Kendati diwahyukan secara lisan, al-Qur’an sendiri secara konsisten  menyebut sebagai kitab tertulis. Ini memberi petunjuk bahwa wahyu tersebut tercatat dalam tulisan. Pada dasarnya ayat-ayat al-Qur’an tertulis sejak awal perkembangan  Islam, meski masyarakat yang baru lahir itu masih menderita dengan berbagai permasalahan akibat kekejaman yang dilancarkan orang-orang Quraish.
Wahyu yang diturunkan oleh Allah swt.melalui perantaraan malaikat Jibril, kemudian didiktekan oleh Nabi kepada para sahabatnya yang saat itu ditunjuk sebagai juru tulis. Meskipun lebih mengutamakan hafalan, upaya penulisan tersebut tetap dilakukan dengan menggunakan berbagai media sep; kulit binatang, pelepah pohon kurma, kulit dan tulang-tulang binatang, serta batu-batu tipis.[2]Dan untuk memelihara keorisinalan wahyu, Nabi kemudian melarang para sahabatnya untuk menulis sesuatu darinya selain wahyu.[3]
Setelah wafatnya Nabi saw. seiring perjalanan waktu karena seringnya terjadi konfrontasi dengan orang-orang kafir yang menyebabkan tewasnya para penghafal al-Qur’an, maka muncullah ide untuk membukukan al-Qur’an. Walau sebelumnya tidak sepakat, akhirnya khalifah Abu Bakar menerima usul tersebut dan kemudian memerintahkan sahabat Zaid bin Tsabit untuk mengetuai kepanitiaannya. Usaha penulian al-Qur’an dalam satu mushaf yang menjadi pegangan umat Islam dan menyatukannya dari berbagai perbedaan dialek bacaan, terlaksana pada masa pemerintahan khalifah Usman bin Affan. Beliau yang meletakkan dasar penulisan   al-Qur’an standar, yang digunakan oleh umat Islam sampai saat ini.
B. Rumusan Masalah
1.      Apapengertian rasm al-Qur’an?
2.      Bagaimana sejarah rasm al-Qur’an?
3.      Apa pendapat para ulama tentang rasm al-Qur’an?

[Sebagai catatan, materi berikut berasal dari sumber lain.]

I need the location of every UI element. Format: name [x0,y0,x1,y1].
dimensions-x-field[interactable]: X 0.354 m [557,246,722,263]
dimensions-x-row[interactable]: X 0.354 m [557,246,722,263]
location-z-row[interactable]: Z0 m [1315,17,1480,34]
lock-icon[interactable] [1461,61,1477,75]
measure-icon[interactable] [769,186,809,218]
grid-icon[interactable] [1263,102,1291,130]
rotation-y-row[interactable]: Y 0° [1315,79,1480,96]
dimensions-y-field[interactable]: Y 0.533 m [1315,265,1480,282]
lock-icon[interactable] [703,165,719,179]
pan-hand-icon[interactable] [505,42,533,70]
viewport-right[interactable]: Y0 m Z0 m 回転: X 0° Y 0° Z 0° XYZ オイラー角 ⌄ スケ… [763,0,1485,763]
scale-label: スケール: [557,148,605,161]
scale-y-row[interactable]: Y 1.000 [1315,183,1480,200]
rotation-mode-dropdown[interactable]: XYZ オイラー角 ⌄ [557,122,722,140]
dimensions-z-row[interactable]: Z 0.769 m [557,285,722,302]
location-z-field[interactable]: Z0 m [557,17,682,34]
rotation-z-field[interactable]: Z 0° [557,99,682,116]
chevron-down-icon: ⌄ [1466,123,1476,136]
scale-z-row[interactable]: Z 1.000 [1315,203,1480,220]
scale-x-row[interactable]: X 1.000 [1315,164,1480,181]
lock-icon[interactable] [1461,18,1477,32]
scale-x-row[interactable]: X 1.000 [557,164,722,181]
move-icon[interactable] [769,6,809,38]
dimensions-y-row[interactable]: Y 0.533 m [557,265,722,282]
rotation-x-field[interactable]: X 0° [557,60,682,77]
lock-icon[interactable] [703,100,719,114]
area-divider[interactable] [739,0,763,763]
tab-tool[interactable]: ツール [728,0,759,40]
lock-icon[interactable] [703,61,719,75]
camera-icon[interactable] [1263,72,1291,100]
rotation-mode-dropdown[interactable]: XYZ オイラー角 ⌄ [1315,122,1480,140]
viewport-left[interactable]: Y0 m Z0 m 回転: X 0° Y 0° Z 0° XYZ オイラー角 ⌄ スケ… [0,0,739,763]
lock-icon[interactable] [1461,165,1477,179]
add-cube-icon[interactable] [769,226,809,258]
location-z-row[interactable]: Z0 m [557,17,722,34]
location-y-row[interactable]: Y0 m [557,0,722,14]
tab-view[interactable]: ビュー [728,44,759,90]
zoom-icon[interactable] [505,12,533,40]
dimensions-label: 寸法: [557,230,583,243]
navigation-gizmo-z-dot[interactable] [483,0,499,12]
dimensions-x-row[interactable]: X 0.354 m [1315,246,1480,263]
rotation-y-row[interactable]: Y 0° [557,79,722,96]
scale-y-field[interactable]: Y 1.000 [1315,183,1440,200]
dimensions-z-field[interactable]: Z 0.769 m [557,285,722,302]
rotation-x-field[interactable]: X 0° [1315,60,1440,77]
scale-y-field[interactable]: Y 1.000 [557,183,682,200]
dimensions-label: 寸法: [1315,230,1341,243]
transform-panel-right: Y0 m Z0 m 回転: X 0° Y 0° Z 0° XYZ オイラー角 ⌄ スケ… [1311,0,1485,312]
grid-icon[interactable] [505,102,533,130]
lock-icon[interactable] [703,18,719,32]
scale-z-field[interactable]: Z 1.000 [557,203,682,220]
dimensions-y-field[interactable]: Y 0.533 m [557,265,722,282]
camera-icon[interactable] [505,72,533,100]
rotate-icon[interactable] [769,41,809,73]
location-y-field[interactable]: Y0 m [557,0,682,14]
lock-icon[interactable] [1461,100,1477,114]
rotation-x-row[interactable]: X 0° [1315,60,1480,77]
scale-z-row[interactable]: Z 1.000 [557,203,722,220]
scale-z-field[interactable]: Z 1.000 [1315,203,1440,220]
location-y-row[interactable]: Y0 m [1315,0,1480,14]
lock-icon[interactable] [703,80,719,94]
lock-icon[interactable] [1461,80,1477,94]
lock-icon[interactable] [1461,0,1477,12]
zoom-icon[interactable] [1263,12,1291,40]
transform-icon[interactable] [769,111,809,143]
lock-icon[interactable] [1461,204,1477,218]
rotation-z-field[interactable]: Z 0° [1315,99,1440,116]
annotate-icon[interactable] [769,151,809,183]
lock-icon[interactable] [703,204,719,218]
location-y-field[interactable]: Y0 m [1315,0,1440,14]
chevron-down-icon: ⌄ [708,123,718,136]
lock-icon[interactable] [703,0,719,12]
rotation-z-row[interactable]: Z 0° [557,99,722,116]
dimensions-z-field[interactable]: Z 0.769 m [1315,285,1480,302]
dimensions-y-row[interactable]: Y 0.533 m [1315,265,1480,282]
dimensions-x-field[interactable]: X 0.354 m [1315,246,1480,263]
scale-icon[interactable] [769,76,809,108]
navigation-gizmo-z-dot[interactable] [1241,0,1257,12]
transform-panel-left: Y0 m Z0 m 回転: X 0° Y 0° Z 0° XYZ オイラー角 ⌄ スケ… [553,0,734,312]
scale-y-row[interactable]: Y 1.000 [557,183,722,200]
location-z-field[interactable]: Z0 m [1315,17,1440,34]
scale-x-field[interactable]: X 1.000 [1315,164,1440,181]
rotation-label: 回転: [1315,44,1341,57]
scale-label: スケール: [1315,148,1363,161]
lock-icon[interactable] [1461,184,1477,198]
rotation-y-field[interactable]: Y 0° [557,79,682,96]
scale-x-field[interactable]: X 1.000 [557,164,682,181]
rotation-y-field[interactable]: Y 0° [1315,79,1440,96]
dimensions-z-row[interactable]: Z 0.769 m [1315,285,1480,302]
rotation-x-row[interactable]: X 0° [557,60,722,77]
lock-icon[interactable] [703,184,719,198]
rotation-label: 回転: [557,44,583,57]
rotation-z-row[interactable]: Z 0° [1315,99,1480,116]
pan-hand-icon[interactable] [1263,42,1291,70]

4.      Bagaimana perbaikan rasm al-Qur’an?
C. Tujuan
1.      Untuk mengetahui arti rasm al-Qur’an
2.      Untuk mengetahui sejarah rasm al-Qur’an
3.      Untuk mengetahui pendapat para ulama tentang rasm al-Quran
4.      Untuk mengetahui perbaikan rasm al-Qur’an

BAB II
PEMBAHASAN
A.  Pengertian Rasm al-Qur’an
Rasm adalah bentuk masdar dari kata rasama-yarsumu yang artinya menggambar atau melukis.[4]  Istilah rasm al-Qur’an terdiri dari dua kata: rasm dan al-Qur’an. Rasm berarti bentuk tulisan, atau sering juga diartikan sebagai atsar, ‘alamah,[5]   Dalam Ulum al-Qur’an, rasm diartikan sebagai pola penulisan al-Qur’an yang digunakan oleh Utsman bin Affan dan sahabat-sahabatnya ketika menulis dan membukukan al-Qur’an. Lalu, pola penulisan itu menjadi gaya penulisan standar dalam penulisan kembali atau penggandaan mushaf al-Qur’an. Pola penulisan ini kemudian lebih popular dengan nama Rasm Utsmani. Penyebutan demikian dipandang wajar karena khalifah Utsman bin Affanlah yang merestui dan mewujudkannya dalam kenyataan. 
Pola penulisan Rasm Utsmani memiliki kaidah-kaidah atau standar khusus yang tidak sesuai dengan kaidah penulisan bahasa Arab. Kaidah ini teringkas dalam enam kaidah yaitu :
1.      Al–Hadzf (membuang,menghilangkan, atau meniadakan huruf). Contohnya, menghilangkan huruf alif pada ya’ nida’ (يَآَ يها النا س ).
2.      Al-Ziyadah (penambahan), seperti menambahkan huruf alif setelah wawu atau yang mempunyai hukum jama’ (بنوا اسرا ئيل ) dan menambah alif setelah hamzah marsumah (hamzah yang terletak di atas lukisan wawu ( تالله تفتؤا).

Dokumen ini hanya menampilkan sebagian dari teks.